Safety regulators have called for executives to do more to reach owners of the affected Jeep Liberty and Grand Cherokee models, which can catch fire after being rear-ended. Since the recall began in June 2013, at least six people have died in five crashes, including a pregnant Michigan woman, the Chicago Tribune reports. Clarence Ditlow, executive director of the Center for Auto Safety, an advocacy group, said Chrysler showed a "callous disregard for human life."
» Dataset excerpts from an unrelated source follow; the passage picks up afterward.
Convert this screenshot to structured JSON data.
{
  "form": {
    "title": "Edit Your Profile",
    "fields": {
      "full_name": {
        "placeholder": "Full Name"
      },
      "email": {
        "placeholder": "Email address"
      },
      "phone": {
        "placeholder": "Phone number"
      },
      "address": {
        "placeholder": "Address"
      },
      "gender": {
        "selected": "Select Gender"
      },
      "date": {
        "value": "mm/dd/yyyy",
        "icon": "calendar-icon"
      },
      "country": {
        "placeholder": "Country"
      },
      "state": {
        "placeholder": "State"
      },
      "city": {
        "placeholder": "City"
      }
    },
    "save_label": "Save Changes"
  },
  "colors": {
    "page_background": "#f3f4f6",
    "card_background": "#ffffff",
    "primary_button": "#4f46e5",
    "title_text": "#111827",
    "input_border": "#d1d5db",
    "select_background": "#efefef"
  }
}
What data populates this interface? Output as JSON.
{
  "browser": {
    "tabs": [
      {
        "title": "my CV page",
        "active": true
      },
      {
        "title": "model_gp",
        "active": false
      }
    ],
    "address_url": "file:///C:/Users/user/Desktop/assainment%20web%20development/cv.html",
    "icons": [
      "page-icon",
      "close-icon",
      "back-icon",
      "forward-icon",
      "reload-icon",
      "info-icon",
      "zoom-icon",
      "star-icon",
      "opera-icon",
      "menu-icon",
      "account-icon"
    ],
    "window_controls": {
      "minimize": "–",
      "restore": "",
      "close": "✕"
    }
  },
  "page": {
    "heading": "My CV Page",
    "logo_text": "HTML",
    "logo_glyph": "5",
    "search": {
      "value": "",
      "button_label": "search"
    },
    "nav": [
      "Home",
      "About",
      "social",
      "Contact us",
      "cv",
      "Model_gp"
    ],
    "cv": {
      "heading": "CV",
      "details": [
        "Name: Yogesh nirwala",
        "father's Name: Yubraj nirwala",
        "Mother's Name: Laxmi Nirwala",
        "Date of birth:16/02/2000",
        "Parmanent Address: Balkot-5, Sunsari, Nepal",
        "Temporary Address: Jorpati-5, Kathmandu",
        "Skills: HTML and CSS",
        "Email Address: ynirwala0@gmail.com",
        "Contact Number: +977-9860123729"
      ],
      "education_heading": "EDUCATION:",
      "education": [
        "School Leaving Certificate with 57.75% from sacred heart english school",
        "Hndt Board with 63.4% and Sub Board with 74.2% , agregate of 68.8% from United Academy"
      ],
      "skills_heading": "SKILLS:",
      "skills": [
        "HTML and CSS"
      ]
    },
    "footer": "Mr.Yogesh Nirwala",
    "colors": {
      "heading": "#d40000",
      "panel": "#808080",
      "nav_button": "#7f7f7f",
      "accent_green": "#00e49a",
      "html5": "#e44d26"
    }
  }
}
Chrysler said it is moving as quickly as possible to locate the owners of the affected vehicles but vehicles that are between seven and 20 years old may have been sold to second or third owners. Last month, at a meeting in Washington, company representatives told regulators they would redouble efforts to reach more owners, according to the Tribune.

Regulators have identified 56 fatalities in 38 crashes involving 2002-2007 Jeep Liberty and 1993-1998 Jeep Grand Cherokee models. During a recall, the automaker must report quarterly on how many cars have been fixed, according to the Tribune. Chrysler repaired only 3 percent of the 1.56 million recalled vehicles in the previous six months, the lowest rate of any recall of more than 1 million vehicles in the past five years, a review of data from the National Highway Traffic Safety Administration (NHTSA) showed.

In accidents since the recall began, Kayla White, 23, was killed when her 2003 Jeep Liberty was struck from behind and burst into flames. White, who was pregnant with her first child, died at the scene, the Tribune reports. Two days before White’s death, a 58-year-old Virginia man was killed when his 2007 Jeep was rear-ended while it was stalled on a bridge in Henrico County, Virginia. The other fatal crashes occurred in Maryland, California and Massachusetts, according to the Center for Auto Safety.